Aangezien uiteenlopende handhavingspraktijken zouden kunnen leiden tot een ongelijke bescherming van de gezondheid van mensen en dieren en de werking van de interne markt en de concurrentie zouden kunnen verstoren, moet Verordening (EU) 2017/625 worden aangevuld met specifieke voorschriften voor de uitvoering van officiële controles van dieren en goederen in elke fase van de productie, de verwerking, de distributie en het gebruik, inzake gevallen van vermoedelijke of vastgestelde niet-naleving in verband met de desbetreffende stoffen en voor de maatregelen die naar aanleiding van die officiële controles moeten worden genomen.

(9)

Gelet op de specifieke kenmerken van de vereiste maatregelen en controles in geval van vermoedelijke of vastgestelde niet-naleving van de Unievoorschriften die van toepassing zijn op het gebruik van farmacologisch werkzame stoffen bij voedselproducerende dieren en residuen ervan, en om te zorgen voor een uniforme toepassing van de handhavingsmaatregelen in de hele Unie, moeten de gevallen waarin de in de artikelen 137 en 138 van Verordening (EU) 2017/625 vermelde maatregelen moeten worden getroffen, worden gespecificeerd om ze aan te passen aan deze sector.

(10)

Krachtens artikel 79, lid 2, onder c), van Verordening (EU) 2017/625 moeten de vergoedingen of heffingen ter dekking van de kosten die zijn gemaakt met betrekking tot officiële controles in het kader van die verordening, worden betaald door de voor de dieren en goederen verantwoordelijke exploitant.

(11)

Artikel 50 van Verordening (EG) nr. 178/2002 van het Europees Parlement en de Raad (13) vereist dat de lidstaten kennisgeven van het bestaan van een direct of indirect risico voor de gezondheid van de mens, verband houdend met een levensmiddel of diervoeder, via het netwerk dat daartoe is opgericht. Gevallen van niet-naleving in verband met residuen van farmacologisch werkzame stoffen die dergelijke risico’s inhouden, moeten derhalve dienovereenkomstig worden gemeld. Bij gevallen van niet-naleving in verband met dieren of producten van dierlijke oorsprong afkomstig uit een andere lidstaat, moeten de autoriteiten van de lidstaat die het geval van niet-naleving heeft geconstateerd en die van de lidstaat van oorsprong bovendien gebruikmaken van de bepalingen inzake bijstand van Verordening (EU) 2017/625 en passende opvolgingsmaatregelen treffen, zoals in deze verordening uiteen wordt gezet.

(12)

Aangezien de in Richtlijn 96/23/EG vervatte maatregelen voor het opvolgen van specifieke gevallen waarin niet-naleving is vastgesteld of wordt vermoed in verband met de stoffen en residuen die binnen het toepassingsgebied van die richtlijn vallen, op 14 december 2019 worden ingetrokken, moet deze verordening vanaf die datum van toepassing zijn,

HEEFT DE VOLGENDE VERORDENING VASTGESTELD:

Artikel 1

Onderwerp

Bij deze verordening worden voorschriften vastgesteld inzake de specifieke vereisten voor officiële controles en de toe te passen maatregelen voor gevallen van vermoedelijke of vastgestelde niet-naleving van de Unievoorschriften die van toepassing zijn op het gebruik van toegelaten, niet-toegelaten of verboden farmacologisch werkzame stoffen bij voedselproducerende dieren en residuen van die stoffen.

Artikel 2

Definities

Voor de toepassing van deze verordening zijn de definities in Verordening (EU) 2017/625, Richtlijn 2001/82/EG en Verordening (EG) nr. 470/2009 van toepassing.
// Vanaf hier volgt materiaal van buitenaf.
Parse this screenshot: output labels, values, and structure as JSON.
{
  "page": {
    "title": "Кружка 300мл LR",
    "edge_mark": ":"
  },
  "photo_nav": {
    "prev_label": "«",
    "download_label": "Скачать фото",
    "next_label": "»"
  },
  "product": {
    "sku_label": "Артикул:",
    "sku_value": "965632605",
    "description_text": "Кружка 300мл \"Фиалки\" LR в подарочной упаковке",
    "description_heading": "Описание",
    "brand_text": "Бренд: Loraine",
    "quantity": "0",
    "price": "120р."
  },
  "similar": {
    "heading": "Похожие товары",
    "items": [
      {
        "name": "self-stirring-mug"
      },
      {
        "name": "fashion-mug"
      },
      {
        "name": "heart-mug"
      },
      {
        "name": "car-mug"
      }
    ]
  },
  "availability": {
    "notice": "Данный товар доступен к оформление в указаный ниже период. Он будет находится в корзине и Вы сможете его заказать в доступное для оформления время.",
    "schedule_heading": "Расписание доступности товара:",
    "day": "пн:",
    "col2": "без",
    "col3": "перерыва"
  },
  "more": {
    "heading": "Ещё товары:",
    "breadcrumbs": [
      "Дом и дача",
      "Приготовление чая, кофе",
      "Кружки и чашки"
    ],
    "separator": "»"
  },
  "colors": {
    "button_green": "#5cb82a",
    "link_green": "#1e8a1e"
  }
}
Daarnaast wordt verstaan onder:

a)

„farmacologisch werkzame stof”: een stof of een mengsel van stoffen dat/die bestemd is voor gebruik bij de vervaardiging van een diergeneesmiddel en bij dat gebruik een werkzaam bestanddeel van dat diergeneesmiddel wordt;

b)

„niet-toegelaten stoffen”: farmacologisch werkzame stoffen die niet zijn opgenomen in tabel 1 van de bijlage bij Verordening (EU) nr. 37/2010 of stoffen waarvoor geen toelating is verleend voor gebruik als toevoegingsmiddel in diervoeding overeenkomstig Verordening (EG) nr. 1831/2003, met uitzondering van stoffen die essentieel zijn voor de behandeling van paardachtigen en stoffen die een klinische meerwaarde bieden in vergelijking met andere voor paardachtigen beschikbare behandelingsopties, zoals uiteengezet in Verordening (EG) nr. 1950/2006;

c)

„illegale behandeling”: het gebruik in voedselproducerende dieren van

verboden of niet-toegelaten stoffen of producten, of

van krachtens Uniewetgeving toegelaten stoffen of diergeneesmiddelen, voor andere doeleinden of onder andere gebruiksomstandigheden dan die welke in de desbetreffende wetgeving of, in voorkomend geval, nationale wetgeving zijn vastgelegd.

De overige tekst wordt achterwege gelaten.